As an adviser, what do you consider to be the most important activity in your work?
Most advisers, at least the ones I have spoken to, say their most valuable time (and the time they enjoy the most) is that spent with their clients.
This is when relationships can grow stronger, trust is deepened and there is the potential to have a significant impact on your client’s life.
As building relationships and creating value for clients is the core strength for many advisers, doesn’t it make sense to leverage it even more?
After all, if you focus on your weaknesses you just end up with strong weaknesses.
Peter Drucker, author of 39 books on business management, said: "If you can’t measure it, you can’t improve it."
So, if you were going to measure the quality of your client meetings and the depth of your relationship, what would be your criteria?
An obvious way to measure can be the business conducted. In fact, it can be easy to fall into the trap of thinking: "They buy from me so everything must be fine."
But it is the things that are harder to measure that have equal, if not more, significance. Especially as current trends evolve.
Advising is moving away (or arguably for some, has moved away completely) from a purely transactional relationship. This is for a variety of reasons:
1) The fees for effecting transactional advice are coming down and the requirement for ever greater transparency is going up.

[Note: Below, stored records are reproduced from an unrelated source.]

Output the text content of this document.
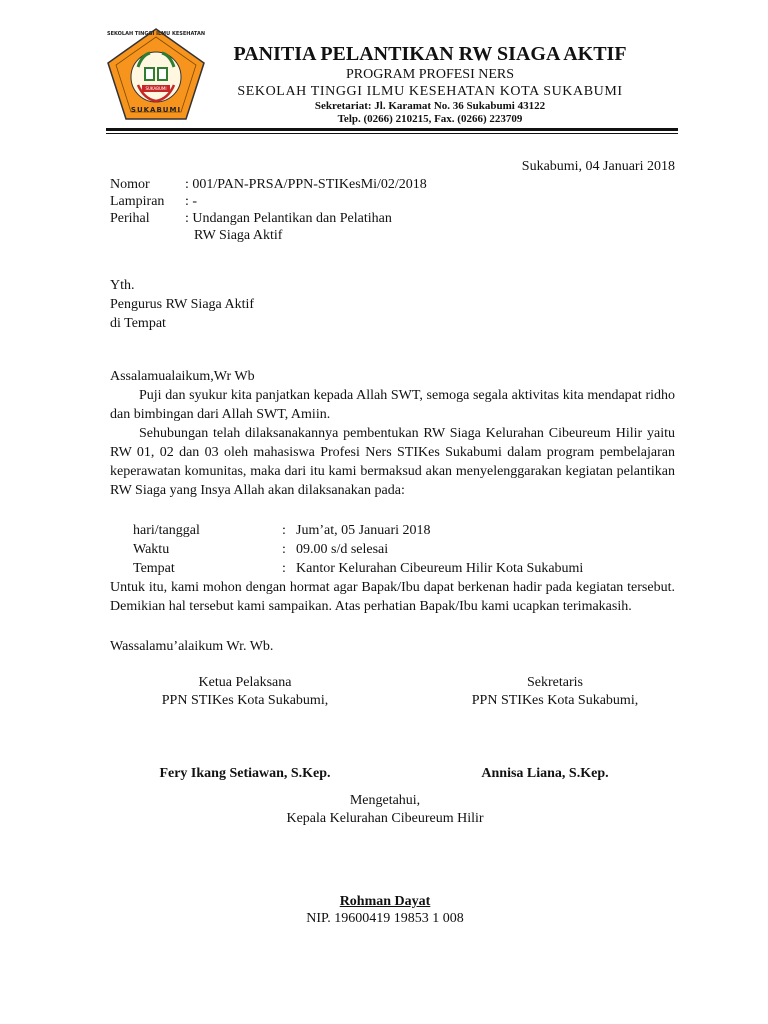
SEKOLAH TINGGI ILMU KESEHATAN
SUKABUMI
SUKABUMI
PANITIA PELANTIKAN RW SIAGA AKTIF
PROGRAM PROFESI NERS
SEKOLAH TINGGI ILMU KESEHATAN KOTA SUKABUMI
Sekretariat: Jl. Karamat No. 36 Sukabumi 43122
Telp. (0266) 210215, Fax. (0266) 223709
Sukabumi, 04 Januari 2018
Nomor	: 001/PAN-PRSA/PPN-STIKesMi/02/2018
Lampiran : -
Perihal	: Undangan Pelantikan dan Pelatihan
RW Siaga Aktif
Yth.
Pengurus RW Siaga Aktif
di Tempat
Assalamualaikum,Wr Wb
Puji dan syukur kita panjatkan kepada Allah SWT, semoga segala aktivitas kita mendapat ridho dan bimbingan dari Allah SWT, Amiin.
Sehubungan telah dilaksanakannya pembentukan RW Siaga Kelurahan Cibeureum Hilir yaitu RW 01, 02 dan 03 oleh mahasiswa Profesi Ners STIKes Sukabumi dalam program pembelajaran keperawatan komunitas, maka dari itu kami bermaksud akan menyelenggarakan kegiatan pelantikan RW Siaga yang Insya Allah akan dilaksanakan pada:
hari/tanggal	: Jum’at, 05 Januari 2018
Waktu	: 09.00 s/d selesai
Tempat	: Kantor Kelurahan Cibeureum Hilir Kota Sukabumi
Untuk itu, kami mohon dengan hormat agar Bapak/Ibu dapat berkenan hadir pada kegiatan tersebut. Demikian hal tersebut kami sampaikan. Atas perhatian Bapak/Ibu kami ucapkan terimakasih.
Wassalamu’alaikum Wr. Wb.
Ketua Pelaksana
PPN STIKes Kota Sukabumi,
Sekretaris
PPN STIKes Kota Sukabumi,
Fery Ikang Setiawan, S.Kep.	Annisa Liana, S.Kep.
Mengetahui,
Kepala Kelurahan Cibeureum Hilir
Rohman Dayat
NIP. 19600419 19853 1 008
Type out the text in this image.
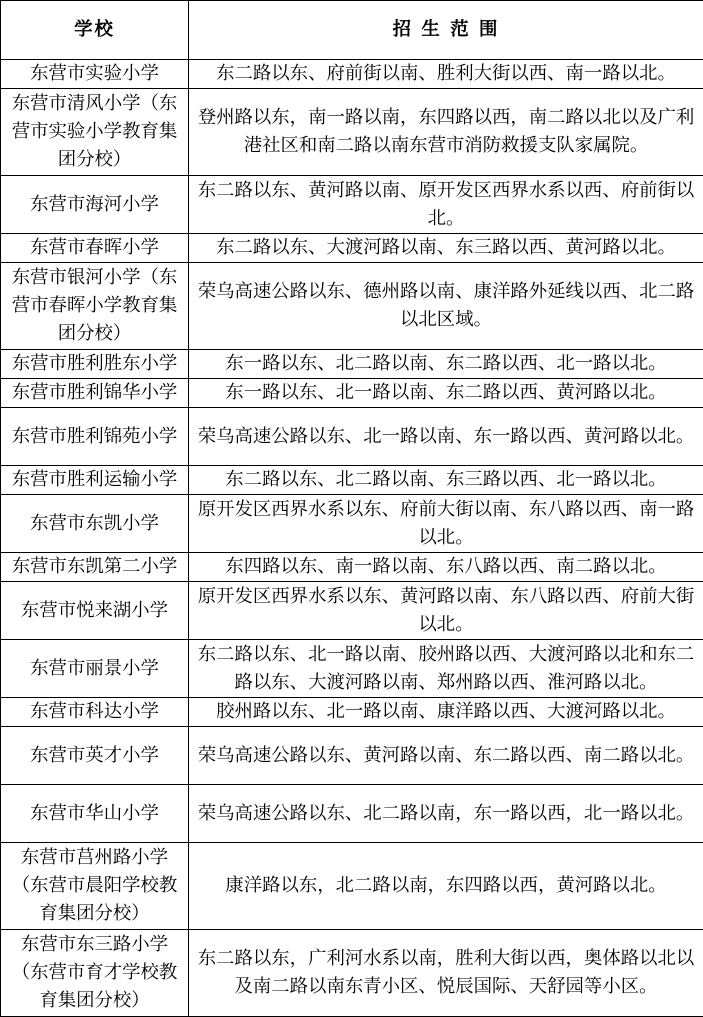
学校	招 生 范 围
东营市实验小学	东二路以东、府前街以南、胜利大街以西、南一路以北。
东营市清风小学（东营市实验小学教育集团分校）	登州路以东，南一路以南，东四路以西，南二路以北以及广利港社区和南二路以南东营市消防救援支队家属院。
东营市海河小学	东二路以东、黄河路以南、原开发区西界水系以西、府前街以北。
东营市春晖小学	东二路以东、大渡河路以南、东三路以西、黄河路以北。
东营市银河小学（东营市春晖小学教育集团分校）	荣乌高速公路以东、德州路以南、康洋路外延线以西、北二路以北区域。
东营市胜利胜东小学	东一路以东、北二路以南、东二路以西、北一路以北。
东营市胜利锦华小学	东一路以东、北一路以南、东二路以西、黄河路以北。
东营市胜利锦苑小学	荣乌高速公路以东、北一路以南、东一路以西、黄河路以北。
东营市胜利运输小学	东二路以东、北二路以南、东三路以西、北一路以北。
东营市东凯小学	原开发区西界水系以东、府前大街以南、东八路以西、南一路以北。
东营市东凯第二小学	东四路以东、南一路以南、东八路以西、南二路以北。
东营市悦来湖小学	原开发区西界水系以东、黄河路以南、东八路以西、府前大街以北。
东营市丽景小学	东二路以东、北一路以南、胶州路以西、大渡河路以北和东二路以东、大渡河路以南、郑州路以西、淮河路以北。
东营市科达小学	胶州路以东、北一路以南、康洋路以西、大渡河路以北。
东营市英才小学	荣乌高速公路以东、黄河路以南、东二路以西、南二路以北。
东营市华山小学	荣乌高速公路以东、北二路以南，东一路以西，北一路以北。
东营市莒州路小学（东营市晨阳学校教育集团分校）	康洋路以东，北二路以南，东四路以西，黄河路以北。
东营市东三路小学（东营市育才学校教育集团分校）	东二路以东，广利河水系以南，胜利大街以西，奥体路以北以及南二路以南东青小区、悦辰国际、天舒园等小区。
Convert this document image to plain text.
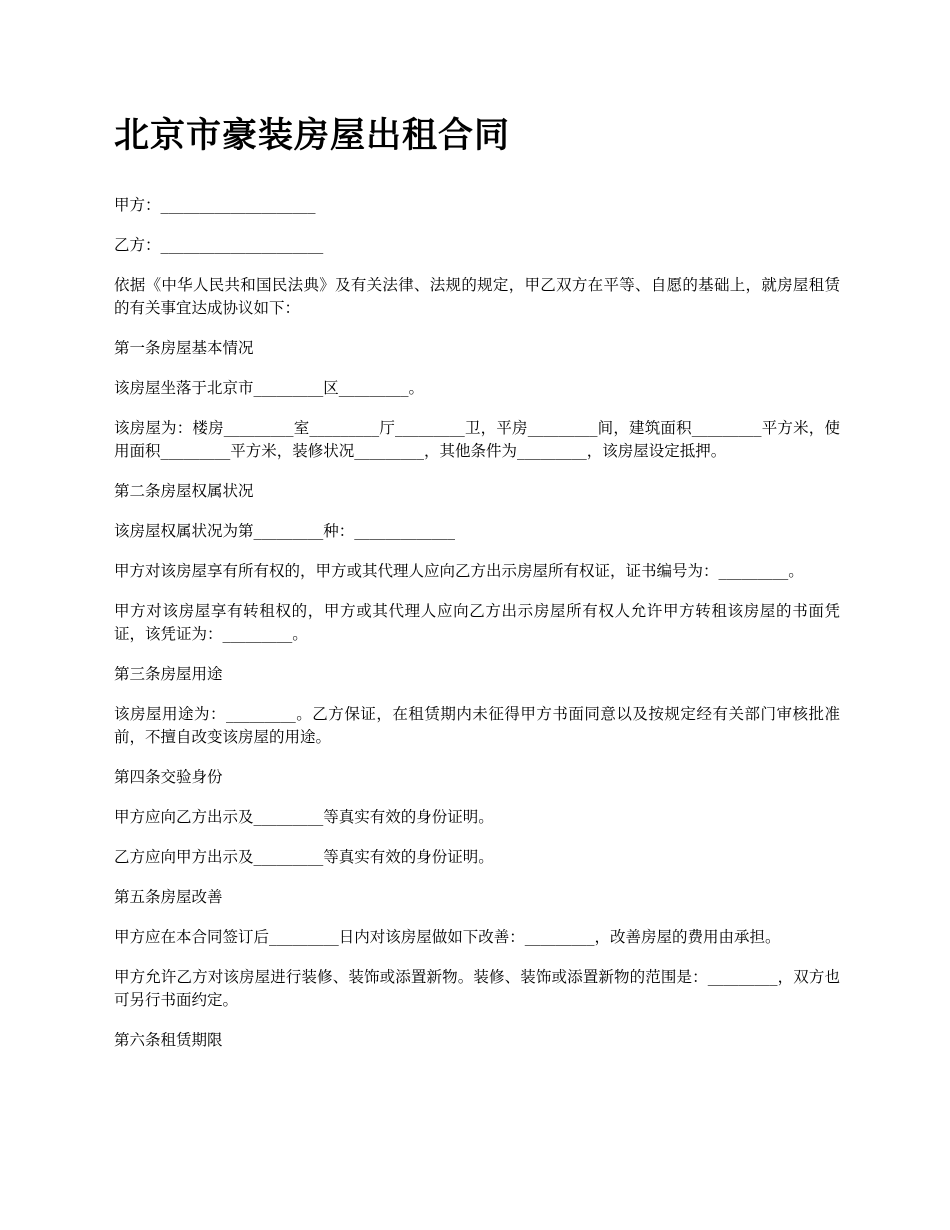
北京市豪装房屋出租合同

甲方：____________________

乙方：_____________________

依据《中华人民共和国民法典》及有关法律、法规的规定，甲乙双方在平等、自愿的基础上，就房屋租赁的有关事宜达成协议如下：

第一条房屋基本情况

该房屋坐落于北京市_________区_________。

该房屋为：楼房_________室_________厅_________卫，平房_________间，建筑面积_________平方米，使用面积_________平方米，装修状况_________，其他条件为_________，该房屋设定抵押。

第二条房屋权属状况

该房屋权属状况为第_________种：_____________

甲方对该房屋享有所有权的，甲方或其代理人应向乙方出示房屋所有权证，证书编号为：_________。

甲方对该房屋享有转租权的，甲方或其代理人应向乙方出示房屋所有权人允许甲方转租该房屋的书面凭证，该凭证为：_________。

第三条房屋用途

该房屋用途为：_________。乙方保证，在租赁期内未征得甲方书面同意以及按规定经有关部门审核批准前，不擅自改变该房屋的用途。

第四条交验身份

甲方应向乙方出示及_________等真实有效的身份证明。

乙方应向甲方出示及_________等真实有效的身份证明。

第五条房屋改善

甲方应在本合同签订后_________日内对该房屋做如下改善：_________，改善房屋的费用由承担。

甲方允许乙方对该房屋进行装修、装饰或添置新物。装修、装饰或添置新物的范围是：_________，双方也可另行书面约定。

第六条租赁期限
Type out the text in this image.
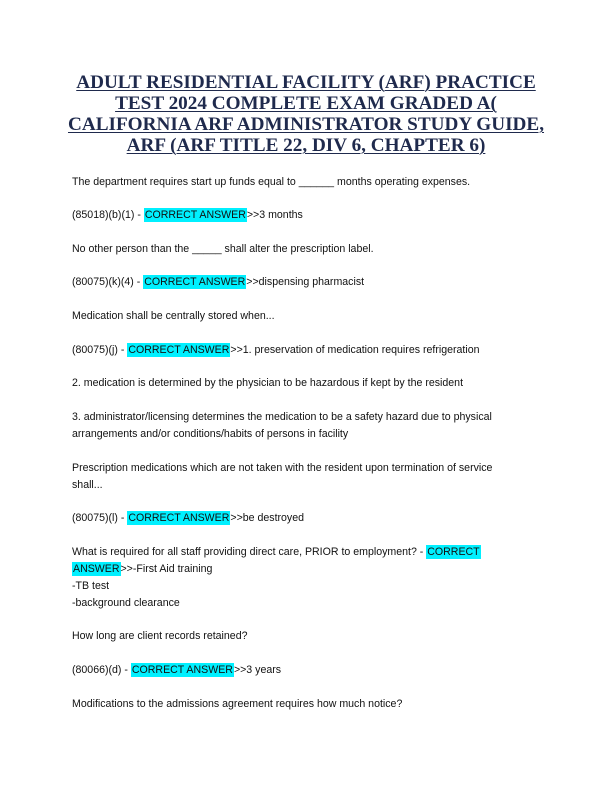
ADULT RESIDENTIAL FACILITY (ARF) PRACTICE
TEST 2024 COMPLETE EXAM GRADED A(
CALIFORNIA ARF ADMINISTRATOR STUDY GUIDE,
ARF (ARF TITLE 22, DIV 6, CHAPTER 6)

The department requires start up funds equal to ______ months operating expenses.

(85018)(b)(1) - CORRECT ANSWER>>3 months

No other person than the _____ shall alter the prescription label.

(80075)(k)(4) - CORRECT ANSWER>>dispensing pharmacist

Medication shall be centrally stored when...

(80075)(j) - CORRECT ANSWER>>1. preservation of medication requires refrigeration

2. medication is determined by the physician to be hazardous if kept by the resident

3. administrator/licensing determines the medication to be a safety hazard due to physical
arrangements and/or conditions/habits of persons in facility

Prescription medications which are not taken with the resident upon termination of service
shall...

(80075)(l) - CORRECT ANSWER>>be destroyed

What is required for all staff providing direct care, PRIOR to employment? - CORRECT
ANSWER>>-First Aid training
-TB test
-background clearance

How long are client records retained?

(80066)(d) - CORRECT ANSWER>>3 years

Modifications to the admissions agreement requires how much notice?
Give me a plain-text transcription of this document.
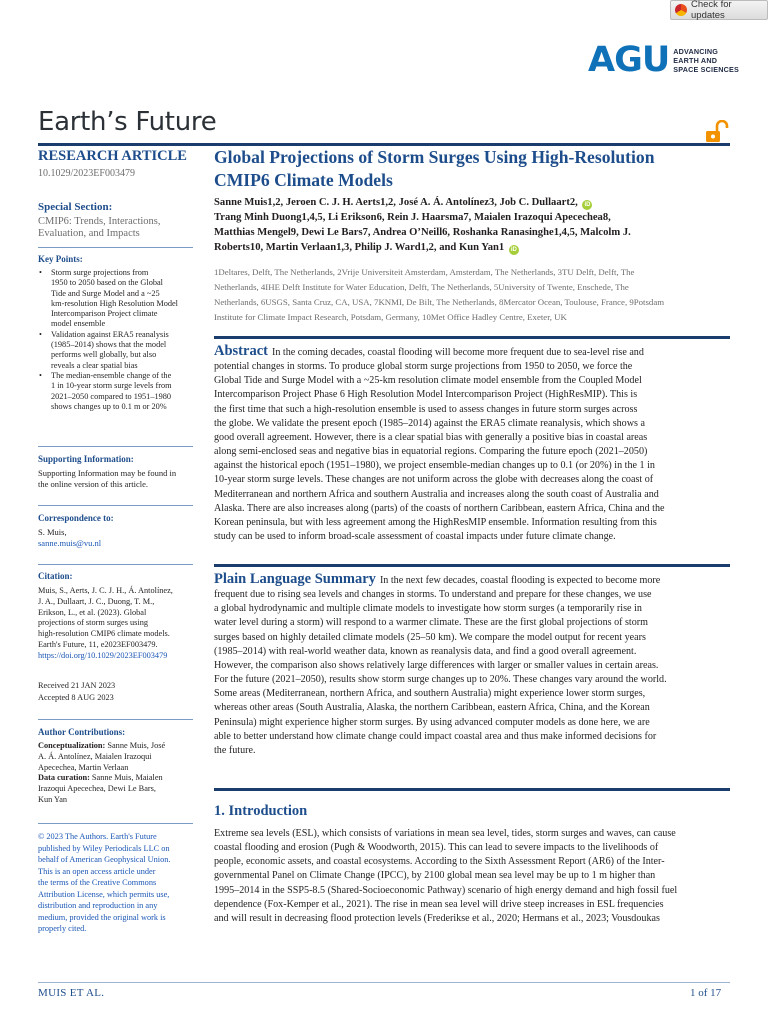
Check for updates
AGU ADVANCING
EARTH AND
SPACE SCIENCES
Earth’s Future
RESEARCH ARTICLE
10.1029/2023EF003479
Special Section:
CMIP6: Trends, Interactions,
Evaluation, and Impacts
Key Points:
• Storm surge projections from
1950 to 2050 based on the Global
Tide and Surge Model and a ~25
km-resolution High Resolution Model
Intercomparison Project climate
model ensemble
• Validation against ERA5 reanalysis
(1985–2014) shows that the model
performs well globally, but also
reveals a clear spatial bias
• The median-ensemble change of the
1 in 10-year storm surge levels from
2021–2050 compared to 1951–1980
shows changes up to 0.1 m or 20%
Supporting Information:
Supporting Information may be found in
the online version of this article.
Correspondence to:
S. Muis,
sanne.muis@vu.nl
Citation:
Muis, S., Aerts, J. C. J. H., Á. Antolínez,
J. A., Dullaart, J. C., Duong, T. M.,
Erikson, L., et al. (2023). Global
projections of storm surges using
high-resolution CMIP6 climate models.
Earth's Future, 11, e2023EF003479.
https://doi.org/10.1029/2023EF003479
Received 21 JAN 2023
Accepted 8 AUG 2023
Author Contributions:
Conceptualization: Sanne Muis, José
A. Á. Antolínez, Maialen Irazoqui
Apecechea, Martin Verlaan
Data curation: Sanne Muis, Maialen
Irazoqui Apecechea, Dewi Le Bars,
Kun Yan
© 2023 The Authors. Earth's Future
published by Wiley Periodicals LLC on
behalf of American Geophysical Union.
This is an open access article under
the terms of the Creative Commons
Attribution License, which permits use,
distribution and reproduction in any
medium, provided the original work is
properly cited.
Global Projections of Storm Surges Using High-Resolution
CMIP6 Climate Models
Sanne Muis1,2, Jeroen C. J. H. Aerts1,2, José A. Á. Antolínez3, Job C. Dullaart2, iD
Trang Minh Duong1,4,5, Li Erikson6, Rein J. Haarsma7, Maialen Irazoqui Apecechea8,
Matthias Mengel9, Dewi Le Bars7, Andrea O’Neill6, Roshanka Ranasinghe1,4,5, Malcolm J.
Roberts10, Martin Verlaan1,3, Philip J. Ward1,2, and Kun Yan1 iD
1Deltares, Delft, The Netherlands, 2Vrije Universiteit Amsterdam, Amsterdam, The Netherlands, 3TU Delft, Delft, The
Netherlands, 4IHE Delft Institute for Water Education, Delft, The Netherlands, 5University of Twente, Enschede, The
Netherlands, 6USGS, Santa Cruz, CA, USA, 7KNMI, De Bilt, The Netherlands, 8Mercator Ocean, Toulouse, France, 9Potsdam
Institute for Climate Impact Research, Potsdam, Germany, 10Met Office Hadley Centre, Exeter, UK
Abstract In the coming decades, coastal flooding will become more frequent due to sea-level rise and
potential changes in storms. To produce global storm surge projections from 1950 to 2050, we force the
Global Tide and Surge Model with a ~25-km resolution climate model ensemble from the Coupled Model
Intercomparison Project Phase 6 High Resolution Model Intercomparison Project (HighResMIP). This is
the first time that such a high-resolution ensemble is used to assess changes in future storm surges across
the globe. We validate the present epoch (1985–2014) against the ERA5 climate reanalysis, which shows a
good overall agreement. However, there is a clear spatial bias with generally a positive bias in coastal areas
along semi-enclosed seas and negative bias in equatorial regions. Comparing the future epoch (2021–2050)
against the historical epoch (1951–1980), we project ensemble-median changes up to 0.1 (or 20%) in the 1 in
10-year storm surge levels. These changes are not uniform across the globe with decreases along the coast of
Mediterranean and northern Africa and southern Australia and increases along the south coast of Australia and
Alaska. There are also increases along (parts) of the coasts of northern Caribbean, eastern Africa, China and the
Korean peninsula, but with less agreement among the HighResMIP ensemble. Information resulting from this
study can be used to inform broad-scale assessment of coastal impacts under future climate change.
Plain Language Summary In the next few decades, coastal flooding is expected to become more
frequent due to rising sea levels and changes in storms. To understand and prepare for these changes, we use
a global hydrodynamic and multiple climate models to investigate how storm surges (a temporarily rise in
water level during a storm) will respond to a warmer climate. These are the first global projections of storm
surges based on highly detailed climate models (25–50 km). We compare the model output for recent years
(1985–2014) with real-world weather data, known as reanalysis data, and find a good overall agreement.
However, the comparison also shows relatively large differences with larger or smaller values in certain areas.
For the future (2021–2050), results show storm surge changes up to 20%. These changes vary around the world.
Some areas (Mediterranean, northern Africa, and southern Australia) might experience lower storm surges,
whereas other areas (South Australia, Alaska, the northern Caribbean, eastern Africa, China, and the Korean
Peninsula) might experience higher storm surges. By using advanced computer models as done here, we are
able to better understand how climate change could impact coastal area and thus make informed decisions for
the future.
1. Introduction
Extreme sea levels (ESL), which consists of variations in mean sea level, tides, storm surges and waves, can cause
coastal flooding and erosion (Pugh & Woodworth, 2015). This can lead to severe impacts to the livelihoods of
people, economic assets, and coastal ecosystems. According to the Sixth Assessment Report (AR6) of the Inter-
governmental Panel on Climate Change (IPCC), by 2100 global mean sea level may be up to 1 m higher than
1995–2014 in the SSP5-8.5 (Shared-Socioeconomic Pathway) scenario of high energy demand and high fossil fuel
dependence (Fox-Kemper et al., 2021). The rise in mean sea level will drive steep increases in ESL frequencies
and will result in decreasing flood protection levels (Frederikse et al., 2020; Hermans et al., 2023; Vousdoukas
MUIS ET AL.	1 of 17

2) There will be increasing digital disruption to traditional advice models.
3) Regulation is evolving and will require advisers to have a deeper understanding of their clients, including the emotional drivers behind their decisions, rather than just hard facts alone.
4) Clients are looking for advice and guidance, but the focus is shifting towards helping them navigate and manage life transitions rather than simply managing investments.
So, what this means for advisers is a shift in approach to a combination of head and heart.
Advice is often treated as hard facts, as linear. It's summarised as number crunching and as technical and intellectual process, which, in part, it is.
However, as this is where some advisers are most comfortable, it's what they stick to like glue.
The problem is this approach is very one dimensional. If clients experience little or no emotional engagement, reflection and insight, there is little impact and the real issues can easily remain untouched.
How do you know if you are communicating from head or heart?
When we are communicating from our heads, we are doing a lot of thinking and this puts up a barrier to human connection.
The thinking that comes from our heads is full of preconceptions, assumptions and judgements. Interactions tend to be an exchange of information, transactional and outcome-driven.
A need to look like the expert can easily come across as condescending and it ends up weakening trust, not strengthening it.
When we communicate from the heart, we feel calm, clear and relaxed. Deep rapport and trust occur naturally. We are far more responsive to the client because our attention is fully on them, not on our own thoughts.
This is the foundation of presence and for your communication having real impact. To be effective at exploring soft facts, it can only be done at this level.
With an understanding of how the mind works, you instantly know when you are getting in your own way and easily return to presence and clarity.
Ultimately, the power to impact clients comes from being your true self, not the labels that we hide behind.